Sympy supplies a unit step function called Heaviside, which is typeset as \(\theta(t)\)

[2]:
t = sympy.symbols('t')
[3]:
S = sympy.Heaviside
[4]:
M = 2
[5]:
sympy.plot(M*S(t))
../../_images/1_Dynamics_4_First_and_second_order_system_dynamics_Standard_process_inputs_6_0.png
[5]:
<sympy.plotting.plot.Plot at 0x1178f46a0>

1.2. Laplace transform

Sympy can calculate laplace transforms of the step easily:

[6]:
M, s = sympy.symbols('M, s')
[7]:
def L(f):
    return sympy.laplace_transform(f, t, s, noconds=True)
def invL(F):
    return sympy.inverse_laplace_transform(F, s, t)
[8]:
L(M*S(t))
[8]:
$$\frac{M}{s}$$

1.3. Scaling and translation

We can scale and translate the step function in the normal way. Notice that how the time translation is handled.

[9]:
from ipywidgets import interact
[10]:
def translated_step(scale, y_translation, t_translation):
    f = scale*S(t - t_translation) + y_translation
    print("f =", f, "  \u2112(f) =", L(f))
    sympy.plot(f, (t, -10, 10), ylim=(-2, 4))
[11]:
interact(translated_step,
         scale=(0.5, 3.),
         y_translation=(-1., 1.),
         t_translation=(0., 5.));

1.4. Rectangular pulse

It is now easy to see how we can construct a rectangular pulse, of height \(h\) and width \(t_w\),

\[\begin{split}u_{RP}(t)=\begin{cases} 0& t<0,\\ h& 0 \leq t < t_w\\ 0& t \geq t_w \end{cases}\end{split}\]

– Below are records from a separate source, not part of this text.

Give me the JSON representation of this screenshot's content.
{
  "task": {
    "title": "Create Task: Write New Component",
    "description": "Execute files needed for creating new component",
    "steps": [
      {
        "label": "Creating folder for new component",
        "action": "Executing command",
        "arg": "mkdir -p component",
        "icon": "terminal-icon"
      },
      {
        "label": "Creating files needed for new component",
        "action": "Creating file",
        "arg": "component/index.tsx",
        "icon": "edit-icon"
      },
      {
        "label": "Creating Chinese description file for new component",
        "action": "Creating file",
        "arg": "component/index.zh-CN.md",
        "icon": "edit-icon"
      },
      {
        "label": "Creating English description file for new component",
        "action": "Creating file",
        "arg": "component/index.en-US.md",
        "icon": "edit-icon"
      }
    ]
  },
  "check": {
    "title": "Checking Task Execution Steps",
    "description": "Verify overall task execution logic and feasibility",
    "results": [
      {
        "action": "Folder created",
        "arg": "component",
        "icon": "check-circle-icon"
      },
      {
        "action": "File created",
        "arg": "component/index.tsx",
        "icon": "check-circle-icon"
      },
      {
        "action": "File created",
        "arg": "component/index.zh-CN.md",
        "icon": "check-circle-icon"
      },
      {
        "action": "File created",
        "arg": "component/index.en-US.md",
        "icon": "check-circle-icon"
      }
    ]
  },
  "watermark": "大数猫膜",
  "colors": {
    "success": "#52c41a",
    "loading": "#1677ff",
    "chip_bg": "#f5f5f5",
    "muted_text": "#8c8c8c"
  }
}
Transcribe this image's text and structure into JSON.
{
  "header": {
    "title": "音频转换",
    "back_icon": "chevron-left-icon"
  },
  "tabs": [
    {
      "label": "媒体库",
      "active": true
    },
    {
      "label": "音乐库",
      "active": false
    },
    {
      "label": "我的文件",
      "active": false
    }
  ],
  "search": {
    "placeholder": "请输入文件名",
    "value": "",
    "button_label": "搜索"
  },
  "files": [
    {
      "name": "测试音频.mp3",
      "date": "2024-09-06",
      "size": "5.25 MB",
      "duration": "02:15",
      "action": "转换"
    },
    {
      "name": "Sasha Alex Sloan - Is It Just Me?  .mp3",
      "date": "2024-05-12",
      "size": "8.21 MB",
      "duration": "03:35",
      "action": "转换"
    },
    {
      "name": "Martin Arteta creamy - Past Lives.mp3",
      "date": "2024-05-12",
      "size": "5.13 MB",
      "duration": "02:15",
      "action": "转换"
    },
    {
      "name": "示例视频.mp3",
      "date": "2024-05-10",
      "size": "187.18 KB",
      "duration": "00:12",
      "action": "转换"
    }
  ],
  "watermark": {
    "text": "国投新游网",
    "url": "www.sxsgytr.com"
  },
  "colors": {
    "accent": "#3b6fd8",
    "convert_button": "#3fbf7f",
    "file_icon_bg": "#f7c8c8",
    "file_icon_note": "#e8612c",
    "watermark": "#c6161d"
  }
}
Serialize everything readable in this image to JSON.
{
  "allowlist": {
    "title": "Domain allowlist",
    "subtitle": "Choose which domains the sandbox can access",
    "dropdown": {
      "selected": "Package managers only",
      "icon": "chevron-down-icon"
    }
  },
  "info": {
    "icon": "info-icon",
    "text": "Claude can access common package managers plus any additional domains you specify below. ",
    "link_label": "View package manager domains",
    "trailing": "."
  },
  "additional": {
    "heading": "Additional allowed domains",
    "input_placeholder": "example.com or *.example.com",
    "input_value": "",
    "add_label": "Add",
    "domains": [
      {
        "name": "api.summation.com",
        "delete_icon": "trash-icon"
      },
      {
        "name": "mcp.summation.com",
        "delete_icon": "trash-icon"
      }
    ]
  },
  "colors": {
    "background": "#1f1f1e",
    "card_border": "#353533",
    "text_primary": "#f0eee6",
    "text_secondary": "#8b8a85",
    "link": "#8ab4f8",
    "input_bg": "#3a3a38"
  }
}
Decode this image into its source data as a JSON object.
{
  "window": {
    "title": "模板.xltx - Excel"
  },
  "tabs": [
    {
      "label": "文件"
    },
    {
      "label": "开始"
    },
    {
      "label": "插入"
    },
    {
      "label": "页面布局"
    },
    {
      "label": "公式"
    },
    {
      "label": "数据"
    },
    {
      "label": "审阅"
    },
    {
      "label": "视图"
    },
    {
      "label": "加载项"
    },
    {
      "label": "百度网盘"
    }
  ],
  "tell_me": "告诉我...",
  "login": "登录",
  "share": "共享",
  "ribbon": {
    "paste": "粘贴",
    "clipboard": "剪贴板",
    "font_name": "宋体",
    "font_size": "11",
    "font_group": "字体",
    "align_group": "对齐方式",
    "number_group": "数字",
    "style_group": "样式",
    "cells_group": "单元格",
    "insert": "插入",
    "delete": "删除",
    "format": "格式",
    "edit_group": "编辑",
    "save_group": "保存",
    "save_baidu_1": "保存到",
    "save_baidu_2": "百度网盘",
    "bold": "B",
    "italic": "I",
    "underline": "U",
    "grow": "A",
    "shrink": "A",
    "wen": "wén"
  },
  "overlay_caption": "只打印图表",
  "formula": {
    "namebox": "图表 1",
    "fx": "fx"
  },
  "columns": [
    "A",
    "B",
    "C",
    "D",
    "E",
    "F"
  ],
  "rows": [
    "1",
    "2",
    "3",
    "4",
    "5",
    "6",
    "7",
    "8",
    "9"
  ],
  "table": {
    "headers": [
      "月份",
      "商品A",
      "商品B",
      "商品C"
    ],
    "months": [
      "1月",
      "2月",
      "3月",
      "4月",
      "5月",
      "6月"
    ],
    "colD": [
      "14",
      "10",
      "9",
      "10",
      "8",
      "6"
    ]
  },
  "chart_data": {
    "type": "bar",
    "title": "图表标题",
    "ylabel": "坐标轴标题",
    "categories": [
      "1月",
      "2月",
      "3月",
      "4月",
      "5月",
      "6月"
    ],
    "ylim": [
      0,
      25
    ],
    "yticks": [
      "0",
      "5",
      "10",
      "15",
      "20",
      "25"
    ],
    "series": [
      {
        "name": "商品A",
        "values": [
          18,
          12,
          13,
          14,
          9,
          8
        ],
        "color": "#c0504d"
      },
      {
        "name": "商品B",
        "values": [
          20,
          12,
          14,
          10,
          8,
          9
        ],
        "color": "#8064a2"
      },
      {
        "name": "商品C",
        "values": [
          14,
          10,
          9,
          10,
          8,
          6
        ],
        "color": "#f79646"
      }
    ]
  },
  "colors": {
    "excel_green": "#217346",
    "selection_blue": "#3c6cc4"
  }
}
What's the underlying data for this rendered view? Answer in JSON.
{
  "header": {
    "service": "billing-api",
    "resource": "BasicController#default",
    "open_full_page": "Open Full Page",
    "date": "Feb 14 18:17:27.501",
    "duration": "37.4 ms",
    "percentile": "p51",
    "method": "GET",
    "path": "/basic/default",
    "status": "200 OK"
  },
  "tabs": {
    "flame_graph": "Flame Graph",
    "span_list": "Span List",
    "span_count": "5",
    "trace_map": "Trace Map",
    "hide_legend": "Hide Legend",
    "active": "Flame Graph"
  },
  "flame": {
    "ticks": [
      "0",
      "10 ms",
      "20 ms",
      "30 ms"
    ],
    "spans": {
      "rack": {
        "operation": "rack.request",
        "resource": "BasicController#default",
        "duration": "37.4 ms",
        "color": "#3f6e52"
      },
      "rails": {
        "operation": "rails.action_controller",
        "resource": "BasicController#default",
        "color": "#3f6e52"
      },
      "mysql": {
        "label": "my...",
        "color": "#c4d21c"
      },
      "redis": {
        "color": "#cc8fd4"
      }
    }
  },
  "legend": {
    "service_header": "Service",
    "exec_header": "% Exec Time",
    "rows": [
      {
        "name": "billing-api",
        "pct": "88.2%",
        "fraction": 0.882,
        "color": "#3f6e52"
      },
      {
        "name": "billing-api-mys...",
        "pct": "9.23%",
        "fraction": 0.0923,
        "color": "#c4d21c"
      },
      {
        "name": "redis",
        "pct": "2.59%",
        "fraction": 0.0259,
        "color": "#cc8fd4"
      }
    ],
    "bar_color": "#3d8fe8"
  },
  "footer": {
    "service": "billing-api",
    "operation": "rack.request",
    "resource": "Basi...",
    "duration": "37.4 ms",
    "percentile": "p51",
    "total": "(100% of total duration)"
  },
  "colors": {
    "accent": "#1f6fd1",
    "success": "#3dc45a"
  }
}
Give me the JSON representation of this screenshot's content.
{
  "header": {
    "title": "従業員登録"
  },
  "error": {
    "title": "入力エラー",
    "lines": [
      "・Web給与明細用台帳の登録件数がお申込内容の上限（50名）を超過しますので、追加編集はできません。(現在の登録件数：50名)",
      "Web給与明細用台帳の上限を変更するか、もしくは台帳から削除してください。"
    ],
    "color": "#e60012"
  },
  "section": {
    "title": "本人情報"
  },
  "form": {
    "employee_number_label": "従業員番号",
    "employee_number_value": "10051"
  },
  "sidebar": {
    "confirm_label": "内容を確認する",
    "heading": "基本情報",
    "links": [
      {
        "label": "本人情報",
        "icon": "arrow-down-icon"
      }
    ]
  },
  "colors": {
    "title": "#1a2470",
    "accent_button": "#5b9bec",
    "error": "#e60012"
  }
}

by using shifted versions of the step, so that

[12]:
h, t_w = sympy.symbols('h, t_w')
u_RP = h*(S(t - 0) - S(t - t_w))
[13]:
sympy.plot(u_RP.subs({h: 1, t_w: 2}), (t, -1, 3));
../../_images/1_Dynamics_4_First_and_second_order_system_dynamics_Standard_process_inputs_19_0.png
[14]:
L(u_RP)
[14]:
$$\frac{h}{s} - \frac{h}{s} e^{- s t_{w}}$$

1.4.1. Arbitrary piecewise constant functions

We can constuct any piecewise constant function by adding together step functions shifted in time. As an example, we can take the function represented below:

[15]:
x = [-1, 0, 0, 1, 1, 2, 2, 3]
y = [0, 0, 1, 1, 2, 2, 0, 0]
[16]:
plt.plot(x, y)
plt.text(0, 0.5, r'$\Delta_1=1$')
plt.text(1, 1.5, r'$\Delta_2=1$')
plt.text(2, 1, r'$\Delta_3=-2$')

plt.text(0, 0.1, r'$D_1=0$')
plt.text(1, 0.1, r'$D_2=1$')
plt.text(2, 0.1, r'$D_3=2$')
[16]:
Text(2,0.1,'$D_3=2$')
../../_images/1_Dynamics_4_First_and_second_order_system_dynamics_Standard_process_inputs_24_1.png

In general piecewise constant functions like the one above can be written as

\[f_c(t) = \sum_{i=1}^{N_d} \Delta_i S(t - D_i)\]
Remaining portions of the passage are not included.